Los chekistas producían una mezcla de respeto y temor en sectores de la sociedad soviética; también odio, aunque este sentimiento fue minoritario y muy publicitado. El desbarajuste burocrático de la década del 70 ganaba en desencanto a la generación de posguerra, en las comparaciones de vitrina entre los dos sistemas políticos el socialista perdía, pero respondía con ideología al oropel de neón. La desazón social mordía como perro con hambre el entusiasmo por los triunfos militares (la Gran Guerra de la Patria contra el nazismo) y científicos del socialismo (primeros satélite, hombre y mujer colocados en el espacio). Menguado el lustre de esos resultados, de boca en boca se fortalecían habladurías sobre insólitos privilegios, corrupción desbordada y falsos logros económicos. En los más convencidos rondaba una contrariada idea romántica de otros tiempos, quizás mejores, establecer cierta gestión severa del bolchevismo primario. Aquellos más decididos remataban con el remedio de gobierno: “¡Que vengan los chekistas!”.  

Fue muy popular eso que los únicos habilitados para salvar al socialismo debían ser ellos. La leyenda de héroes incorruptibles y apasionados, además de patriotas, creó el mito del chekismo como ese colectivo casi por encima del bien y del mal que se las sabía todas y completas, la aureola de combatientes eficaces contra todo lo malo del sistema se desbordó en las habituales conversaciones del té entre familiares y entre amistades. Yuri Andrópov, el chekista deseado, apenas comenzaba a rehabilitar el aparato de Gobierno cuando se murió, el 9 de febrero de 1984, con él debió perderse la oportunidad de obtener mejores resultados de lo que pocos meses después se llamaría perestroika.

A los chekistas del desparecido Comité para la Seguridad del Estado (KGB, por sus siglas en ruso) se los caracteriza, en el cine y la literatura, de insensatos, idiotas e inmorales; bueno, no irán al paraíso, si esa es la medida de todas las conductas humanas.
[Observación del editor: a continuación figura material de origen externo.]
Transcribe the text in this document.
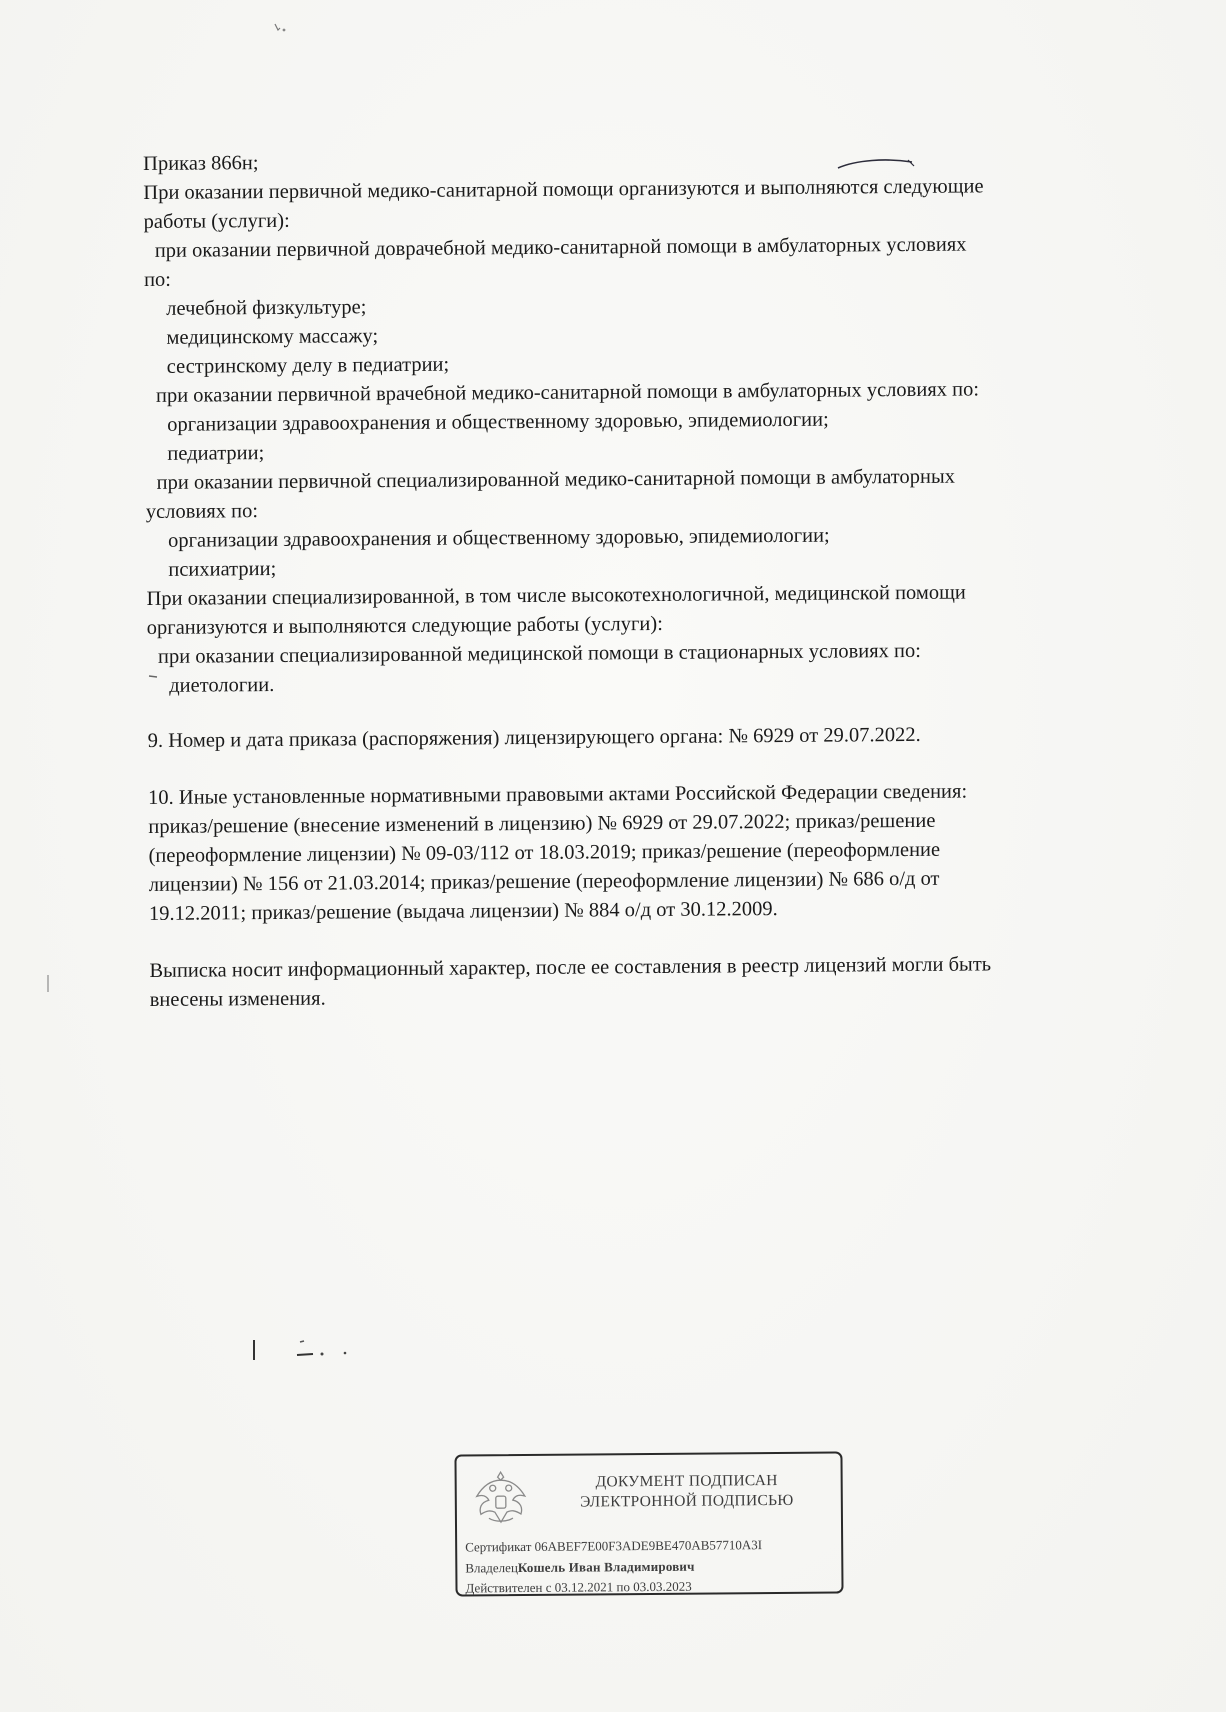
Приказ 866н;
При оказании первичной медико-санитарной помощи организуются и выполняются следующие
работы (услуги):
при оказании первичной доврачебной медико-санитарной помощи в амбулаторных условиях
по:
лечебной физкультуре;
медицинскому массажу;
сестринскому делу в педиатрии;
при оказании первичной врачебной медико-санитарной помощи в амбулаторных условиях по:
организации здравоохранения и общественному здоровью, эпидемиологии;
педиатрии;
при оказании первичной специализированной медико-санитарной помощи в амбулаторных
условиях по:
организации здравоохранения и общественному здоровью, эпидемиологии;
психиатрии;
При оказании специализированной, в том числе высокотехнологичной, медицинской помощи
организуются и выполняются следующие работы (услуги):
при оказании специализированной медицинской помощи в стационарных условиях по:
диетологии.
9. Номер и дата приказа (распоряжения) лицензирующего органа: № 6929 от 29.07.2022.
10. Иные установленные нормативными правовыми актами Российской Федерации сведения:
приказ/решение (внесение изменений в лицензию) № 6929 от 29.07.2022; приказ/решение
(переоформление лицензии) № 09-03/112 от 18.03.2019; приказ/решение (переоформление
лицензии) № 156 от 21.03.2014; приказ/решение (переоформление лицензии) № 686 о/д от
19.12.2011; приказ/решение (выдача лицензии) № 884 о/д от 30.12.2009.
Выписка носит информационный характер, после ее составления в реестр лицензий могли быть
внесены изменения.
ДОКУМЕНТ ПОДПИСАН
ЭЛЕКТРОННОЙ ПОДПИСЬЮ
Сертификат 06ABEF7E00F3ADE9BE470AB57710A3I
ВладелецКошель Иван Владимирович
Действителен с 03.12.2021 по 03.03.2023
Por el embutido mental e ideológico se parecería al Mossad israelí, desconozco en las acciones de campo, tenían (o aún tienen) unos firmes principios ideológicos y un activo nacionalismo ruso. Los chekistas no eran los más radicales ni quienes se llenaban la boca de artificios fraseológicos, era gente culta, aguda capacidad de análisis, convencida de la superioridad nacional soviética (o rusa) y fino talento operativo. Vladimir V. Putin no tuvo el entrenamiento del político profesional; de sus primeros años en el Gobierno ruso quedan anécdotas de algunas ingenuidades, pero se recompuso con rapidez, ahora es lo que antes fue, de aburrido laconismo a ‘expeditivo hombre de acción’.

Peter Truscott, en Vladimir Putin, líder de la nueva Rusia,  Edit. Ateneo, 2005, escribe: “Putin no es un individuo único. Como él mismo dijo, es un típico producto de la educación patriótica soviética. Es también el típico exponente de una generación de oficiales intermedios y cultos de la KGB”.